Voss explains how emergency plans are made in healthcare to allow employees who should actually be quarantined or isolated to continue working if too many people drop out due to quarantines and there is no other solution. For example: a cohort of positively tested employees who only work with covid patients. “You have to think about such emergency scenarios now and not when you get into them.”

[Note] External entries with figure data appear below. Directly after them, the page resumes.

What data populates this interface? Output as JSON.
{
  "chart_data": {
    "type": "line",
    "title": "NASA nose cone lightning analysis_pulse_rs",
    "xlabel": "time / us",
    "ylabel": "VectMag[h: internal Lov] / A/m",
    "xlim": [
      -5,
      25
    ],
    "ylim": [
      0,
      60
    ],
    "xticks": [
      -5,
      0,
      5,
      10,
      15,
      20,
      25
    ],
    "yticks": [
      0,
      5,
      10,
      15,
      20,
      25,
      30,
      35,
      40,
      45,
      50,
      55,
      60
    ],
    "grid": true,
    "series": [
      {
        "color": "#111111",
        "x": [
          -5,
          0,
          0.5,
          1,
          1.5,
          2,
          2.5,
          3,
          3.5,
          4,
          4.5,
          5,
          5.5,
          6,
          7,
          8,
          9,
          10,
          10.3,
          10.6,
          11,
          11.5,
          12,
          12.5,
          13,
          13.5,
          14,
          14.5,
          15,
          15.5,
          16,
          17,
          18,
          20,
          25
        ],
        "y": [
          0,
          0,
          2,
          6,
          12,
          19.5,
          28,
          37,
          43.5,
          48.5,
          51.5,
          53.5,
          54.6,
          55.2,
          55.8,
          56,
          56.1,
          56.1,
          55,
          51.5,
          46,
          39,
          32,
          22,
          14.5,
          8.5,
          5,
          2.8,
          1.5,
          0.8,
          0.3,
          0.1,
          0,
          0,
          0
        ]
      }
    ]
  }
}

3| The QR pass: expand or get rid of it?

And then the corona ticket: symbol of exclusion of unvaccinated for one, ideal way to open the catering and cultural sector for the other. Sharpening the QR code to 2G (only for vaccinees and people recovering from infection) will not contain the omikron outbreak, new calculations showed this week.

This is because omikron also infects vaccinated people; of everyone who tested positive this month, 11 percent had already boosted. And as a result, the QR code does not accurately predict who does and does not have the virus among its members. For the politically already heavily controversial QR code, that could be the death blow.

Or not. After all, according to the same calculations, 2G still takes about 10 percent off the R-number. ‘That is certainly not nothing. It is almost the effect of opening the catering industry,” said Van Dissel on Thursday to questions from the SP. In addition, a 2G system saves hospital admissions, according to the report, because unvaccinated people run 17 times as much risk of ending up in hospital if infected and even 33 times as much risk of ending up in the ICU.

That will be a tough job, Van Dissel expects. ‘We would like to interpret it a bit more broadly. I await the exchange of arguments in the OMT.’